Retrocesso
Acordo com chineses ameaça reprimarizar economia argentina
Para especialistas, o tipo de troca estabelecido , de matérias-primas por manufaturas, leva ao risco de "reprimarizar" a economia regional. "A relação argentina com a China deveria ser coordenada com o Brasil, como houve em missões binacionais em 2002 e 2003. Está claro que é preciso se relacionar com a China, isso não é uma opção, pois o mercado europeu caiu e há instabilidade geral. Mas isso deveria ser feito em conjunto, como bloco Mercosul, ou estamos fritos", diz Alejandro Bercovich, professor de macroeconomia na Universidade de Buenos Aires (UBA).
O economista Ariel Slipak, também da UBA, ressalta que há desequilíbrio nas negociações envolvendo chineses desde o momento em que eles se apresentam como emergentes para conseguir vantagens em relação às potências ocidentais. "A China como financiadora exige condições especiais. Reforma a ferrovia que passa por 70% do território argentino, mas os vagões têm de ser comprados lá, até componentes que são feitos no Brasil e na Argentina. De alguma maneira, pode coagir os países a contratar chineses", diz Slipak.
Subordinação
Embora a aproximação com a China incomode o Brasil, a Argentina também perde. "A subordinação dos dois países, em razão dessas assimetrias, desarticula a industrialização regional. Os chineses, em 90%, querem produtos primários, com petróleo cru, minerais ou soja", diz Ariel Slipak, salientando que os vizinhos latino-americanos perdem em investir na produção de tecnologia de média e alta complexidade.
O ministro das Relações Exteriores, Mauro Vieira, chega hoje à Argentina para articular com a cúpula econômica kirchnerista uma difícil reaproximação comercial com o Brasil. Em janeiro, a troca comercial entre os dois países foi a pior em seis anos.
A visita ocorre três dias depois de a presidente Cristina Kirchner voltar da China com 15 acordos, estimados em US$ 21 bilhões, que incluem financiamentos capazes de engordar as reservas argentinas, em troca de privilégios legais e burocráticos que, segundo analistas, afetarão o intercâmbio entre os vizinhos sul-americanos.

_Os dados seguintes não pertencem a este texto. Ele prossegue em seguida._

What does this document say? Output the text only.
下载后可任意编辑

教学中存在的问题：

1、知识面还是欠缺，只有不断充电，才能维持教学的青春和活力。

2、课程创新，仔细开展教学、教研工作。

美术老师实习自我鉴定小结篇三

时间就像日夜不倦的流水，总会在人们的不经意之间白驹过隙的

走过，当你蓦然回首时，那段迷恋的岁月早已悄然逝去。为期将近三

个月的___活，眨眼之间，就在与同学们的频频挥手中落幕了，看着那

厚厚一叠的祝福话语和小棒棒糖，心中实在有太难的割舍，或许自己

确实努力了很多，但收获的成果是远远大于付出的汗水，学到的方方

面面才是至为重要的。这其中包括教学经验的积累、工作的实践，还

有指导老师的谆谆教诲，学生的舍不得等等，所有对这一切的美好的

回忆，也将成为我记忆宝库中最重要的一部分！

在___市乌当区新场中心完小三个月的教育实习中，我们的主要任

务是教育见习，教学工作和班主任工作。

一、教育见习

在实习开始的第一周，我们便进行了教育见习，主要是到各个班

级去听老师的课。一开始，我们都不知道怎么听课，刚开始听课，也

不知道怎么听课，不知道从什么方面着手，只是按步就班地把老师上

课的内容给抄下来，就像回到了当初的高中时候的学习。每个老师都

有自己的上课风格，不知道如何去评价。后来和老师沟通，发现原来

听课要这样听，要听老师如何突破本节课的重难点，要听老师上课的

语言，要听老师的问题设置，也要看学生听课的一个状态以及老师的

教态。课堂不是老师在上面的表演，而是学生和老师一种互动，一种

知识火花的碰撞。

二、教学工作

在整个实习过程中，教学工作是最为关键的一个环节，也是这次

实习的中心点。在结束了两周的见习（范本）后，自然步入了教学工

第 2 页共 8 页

Vieira foi durante seis anos embaixador na Argentina, até 2010. Embora o intercâmbio comercial não seja o único tema de sua visita, é o mais urgente. Segundo a consultoria argentina Abeceb, a queda de 25,3% no comércio bilateral no primeiro mês do ano, em relação ao mesmo período do ano passado, levou o volume de negócios mensal a U$S 1,6 bilhão, nível mais baixo desde janeiro de 2009.
Tábua de salvação
"A China é uma tábua de salvação para Argentina, que está numa situação mais difícil do que a do Brasil. Temos problema de falta de dólares. Por isso essa decisão de restringir as importações do Brasil e de todo o mundo. A situação é tão grave que fizemos importações de produtores brasileiros que não pagamos", afirma o economista Mauricio Claverí, coordenador de Comércio e Negociações Internacionais da Abeceb.
O Brasil fechou o mês passado com mais de 1,2 mil Declarações de Importação Antecipadas (DJAIs) pendentes de aprovação pelo governo argentino, o que atingiu praticamente todas as exportações brasileiras e explica a baixa histórica.
A medida faz parte de uma estratégia argentina para controlar a saída de dólares, já que o país tem dificuldade em obter divisas (enquanto no câmbio oficial o dólar é vendido a 8,5 pesos, no paralelo chega a 13,5 pesos).
Ao segurar a liberação da moeda para que os importadores paguem os produtos comprados no Brasil, ocorre o atraso no pagamento mencionado por Claverí.
Segundo o economista, o financiamento chinês deu oxigênio ao governo, depois de o país ter tentado financiamento brasileiro.
"Essa aliança política e econômica tem um custo para o Brasil, por uma série de benefícios que vão para os chineses. Nas licitações para infraestrutura, sejam portos ou construções navais, haverá favorecimento dos chineses. Há parte do acordo que prevê até a dispensa de licitação, além da redução da burocracia", acrescenta Mauricio Claverí.